To My
Beloved Cody2Feather
You are part of my soul
and the loss of you went straight to the soul.
It is impossible for me to get over, for in my heart there is a big hole.
I try so hard to feel happiness
again,
I even wear a smile and yet I feel as if I am dying inside.
My world is not so bright now with you gone,
light keeps fading and I want to run and hide.
Always before I could run to
you
and now there is naught but an empty field where once we were together.
Your trees are there, your favorite place to run, to roll and scratch your
back
all still there save you.
Everywhere I go I see you and realize how much I miss you
for on the day you died a piece of me died too.
Your presence in my life
was a burning flame.
And there are those that may think your flame is out, but they are wrong
You've been here with me all along.
You are my heart's song.
You were so early to be taken
away.
It hurt so much I can't even say.
But even though we have parted, you're still close to me.

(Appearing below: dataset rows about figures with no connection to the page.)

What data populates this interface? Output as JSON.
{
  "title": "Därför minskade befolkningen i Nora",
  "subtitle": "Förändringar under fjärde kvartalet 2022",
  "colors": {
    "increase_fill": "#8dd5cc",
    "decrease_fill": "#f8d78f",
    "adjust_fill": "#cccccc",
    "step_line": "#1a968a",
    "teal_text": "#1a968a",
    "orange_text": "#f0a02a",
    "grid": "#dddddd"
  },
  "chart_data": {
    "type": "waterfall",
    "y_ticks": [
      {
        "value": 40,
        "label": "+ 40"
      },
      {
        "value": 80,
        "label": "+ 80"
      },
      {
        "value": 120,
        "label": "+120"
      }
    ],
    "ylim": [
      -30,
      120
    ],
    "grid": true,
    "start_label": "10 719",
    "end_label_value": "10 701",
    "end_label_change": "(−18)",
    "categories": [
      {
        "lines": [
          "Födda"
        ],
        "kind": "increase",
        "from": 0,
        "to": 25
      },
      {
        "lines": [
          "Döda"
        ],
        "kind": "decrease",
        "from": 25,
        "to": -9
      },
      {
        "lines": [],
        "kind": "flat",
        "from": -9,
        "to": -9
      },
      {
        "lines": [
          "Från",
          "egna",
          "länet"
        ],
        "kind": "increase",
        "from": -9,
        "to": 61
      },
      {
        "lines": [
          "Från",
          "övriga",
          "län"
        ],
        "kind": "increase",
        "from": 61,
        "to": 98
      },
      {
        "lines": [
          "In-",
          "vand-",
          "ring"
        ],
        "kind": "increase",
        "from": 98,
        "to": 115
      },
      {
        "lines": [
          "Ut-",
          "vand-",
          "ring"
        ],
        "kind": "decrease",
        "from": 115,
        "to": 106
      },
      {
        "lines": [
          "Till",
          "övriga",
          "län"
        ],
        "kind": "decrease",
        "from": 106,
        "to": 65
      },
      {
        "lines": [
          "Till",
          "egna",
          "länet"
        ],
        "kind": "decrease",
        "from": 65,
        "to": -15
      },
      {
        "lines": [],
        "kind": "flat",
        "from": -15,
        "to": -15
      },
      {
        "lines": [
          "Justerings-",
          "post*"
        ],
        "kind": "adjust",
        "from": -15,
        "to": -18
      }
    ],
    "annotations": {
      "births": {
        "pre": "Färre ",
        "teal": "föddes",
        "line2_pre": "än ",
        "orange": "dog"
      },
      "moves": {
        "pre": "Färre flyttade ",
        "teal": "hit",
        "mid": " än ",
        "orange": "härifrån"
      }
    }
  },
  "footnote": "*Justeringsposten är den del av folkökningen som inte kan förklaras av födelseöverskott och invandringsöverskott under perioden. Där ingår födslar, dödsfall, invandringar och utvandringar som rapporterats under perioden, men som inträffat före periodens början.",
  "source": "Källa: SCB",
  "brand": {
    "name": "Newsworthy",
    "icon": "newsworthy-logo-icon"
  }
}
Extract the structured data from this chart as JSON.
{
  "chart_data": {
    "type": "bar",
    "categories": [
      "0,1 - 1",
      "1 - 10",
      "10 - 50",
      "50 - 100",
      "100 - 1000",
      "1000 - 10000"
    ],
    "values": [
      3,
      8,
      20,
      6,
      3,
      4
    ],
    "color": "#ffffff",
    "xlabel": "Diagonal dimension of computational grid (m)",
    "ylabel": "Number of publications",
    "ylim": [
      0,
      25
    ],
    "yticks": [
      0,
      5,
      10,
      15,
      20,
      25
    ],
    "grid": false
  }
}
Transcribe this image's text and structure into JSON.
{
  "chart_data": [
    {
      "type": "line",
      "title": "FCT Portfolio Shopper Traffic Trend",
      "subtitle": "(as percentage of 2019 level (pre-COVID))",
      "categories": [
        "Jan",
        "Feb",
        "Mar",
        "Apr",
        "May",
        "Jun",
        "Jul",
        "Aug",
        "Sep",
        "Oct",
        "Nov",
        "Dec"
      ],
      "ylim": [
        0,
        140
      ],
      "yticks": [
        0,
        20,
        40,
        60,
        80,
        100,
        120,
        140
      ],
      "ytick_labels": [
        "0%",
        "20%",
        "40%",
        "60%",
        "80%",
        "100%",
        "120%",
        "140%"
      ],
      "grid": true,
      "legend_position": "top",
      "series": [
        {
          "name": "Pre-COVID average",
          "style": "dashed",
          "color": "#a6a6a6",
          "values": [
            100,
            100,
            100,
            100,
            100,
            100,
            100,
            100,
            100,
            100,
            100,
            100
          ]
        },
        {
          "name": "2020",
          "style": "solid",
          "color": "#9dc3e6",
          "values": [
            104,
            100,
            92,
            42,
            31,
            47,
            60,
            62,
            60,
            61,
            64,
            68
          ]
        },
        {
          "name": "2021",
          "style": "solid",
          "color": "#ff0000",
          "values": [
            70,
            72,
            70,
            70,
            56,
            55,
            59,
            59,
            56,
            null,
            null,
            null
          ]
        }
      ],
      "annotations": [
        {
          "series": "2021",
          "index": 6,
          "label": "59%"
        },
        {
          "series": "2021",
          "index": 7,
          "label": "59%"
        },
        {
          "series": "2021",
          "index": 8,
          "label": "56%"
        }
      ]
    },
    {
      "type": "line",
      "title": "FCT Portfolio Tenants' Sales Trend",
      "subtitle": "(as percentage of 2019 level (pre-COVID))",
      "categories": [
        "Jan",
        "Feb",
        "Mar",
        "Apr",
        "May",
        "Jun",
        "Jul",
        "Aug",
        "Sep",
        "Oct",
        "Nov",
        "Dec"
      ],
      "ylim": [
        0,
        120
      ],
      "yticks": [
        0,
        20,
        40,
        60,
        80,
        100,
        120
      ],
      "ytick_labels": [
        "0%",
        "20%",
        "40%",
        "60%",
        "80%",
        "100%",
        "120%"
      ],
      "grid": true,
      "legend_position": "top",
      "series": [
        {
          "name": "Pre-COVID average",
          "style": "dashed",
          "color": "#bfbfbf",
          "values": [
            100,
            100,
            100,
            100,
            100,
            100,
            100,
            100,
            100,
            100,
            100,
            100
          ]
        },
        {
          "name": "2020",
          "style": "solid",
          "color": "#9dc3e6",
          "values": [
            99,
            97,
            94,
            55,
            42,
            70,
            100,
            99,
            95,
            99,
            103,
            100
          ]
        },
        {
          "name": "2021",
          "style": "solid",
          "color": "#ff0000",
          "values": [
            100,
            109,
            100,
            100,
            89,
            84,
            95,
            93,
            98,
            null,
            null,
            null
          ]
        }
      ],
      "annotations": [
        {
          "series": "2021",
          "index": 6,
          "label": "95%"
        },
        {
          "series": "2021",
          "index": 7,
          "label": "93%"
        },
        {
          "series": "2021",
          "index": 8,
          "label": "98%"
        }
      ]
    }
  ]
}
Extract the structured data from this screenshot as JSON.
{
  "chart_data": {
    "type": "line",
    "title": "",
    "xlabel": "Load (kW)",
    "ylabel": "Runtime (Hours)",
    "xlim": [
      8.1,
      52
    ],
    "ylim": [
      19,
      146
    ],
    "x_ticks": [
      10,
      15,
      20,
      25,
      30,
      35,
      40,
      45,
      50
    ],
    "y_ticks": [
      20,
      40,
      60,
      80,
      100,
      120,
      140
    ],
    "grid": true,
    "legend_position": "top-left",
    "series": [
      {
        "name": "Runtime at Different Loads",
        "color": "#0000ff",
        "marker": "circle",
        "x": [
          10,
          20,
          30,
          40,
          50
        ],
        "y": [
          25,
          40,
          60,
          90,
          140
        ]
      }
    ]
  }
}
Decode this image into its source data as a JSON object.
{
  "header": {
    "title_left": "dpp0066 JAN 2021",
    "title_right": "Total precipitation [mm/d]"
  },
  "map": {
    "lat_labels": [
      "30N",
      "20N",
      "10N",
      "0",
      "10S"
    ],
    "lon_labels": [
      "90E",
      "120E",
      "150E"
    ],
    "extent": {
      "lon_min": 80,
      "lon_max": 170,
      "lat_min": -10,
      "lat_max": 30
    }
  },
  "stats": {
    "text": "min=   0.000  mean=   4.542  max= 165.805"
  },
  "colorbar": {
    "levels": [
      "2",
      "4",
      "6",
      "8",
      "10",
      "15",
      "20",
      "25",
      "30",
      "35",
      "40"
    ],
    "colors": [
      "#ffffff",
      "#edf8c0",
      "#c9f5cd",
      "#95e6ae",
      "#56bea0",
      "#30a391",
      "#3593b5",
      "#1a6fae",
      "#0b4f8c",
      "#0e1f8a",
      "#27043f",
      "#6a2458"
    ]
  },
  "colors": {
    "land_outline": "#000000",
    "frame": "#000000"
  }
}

Yet all my pain others can't see.
I know I should put these feelings
in the past.
It's been a year now since I touched you and saw your face.
And my sad feelings move at such a deadly pace.
But every time I look up to the stars,
I know exactly where you are.
You're in my heart.
At least that's a start.
You watch over me day and night.
But I'm forlorn `cause you're always out of sight.
I know you hear my
prayers.
And my burdens you help bear.
I never could say a decent good bye.
I never will know why.
I guess because I still
can't think of you as gone.
Maybe that's how I cope with carrying on.
I guess you could say my feet were never on the ground.
But thoughts of your nickers and neighs would be a beautiful
sound.
My mind and heart are full
with thoughts of you.
And the memories of you will have to do.
Now comes the time when I must let go.
And it pains me so.
But I know you're in a better
land.
And now I think I understand.
That God choose to take you by His hand.
And even though that part I can not stand.
I know you're better off in the promise land.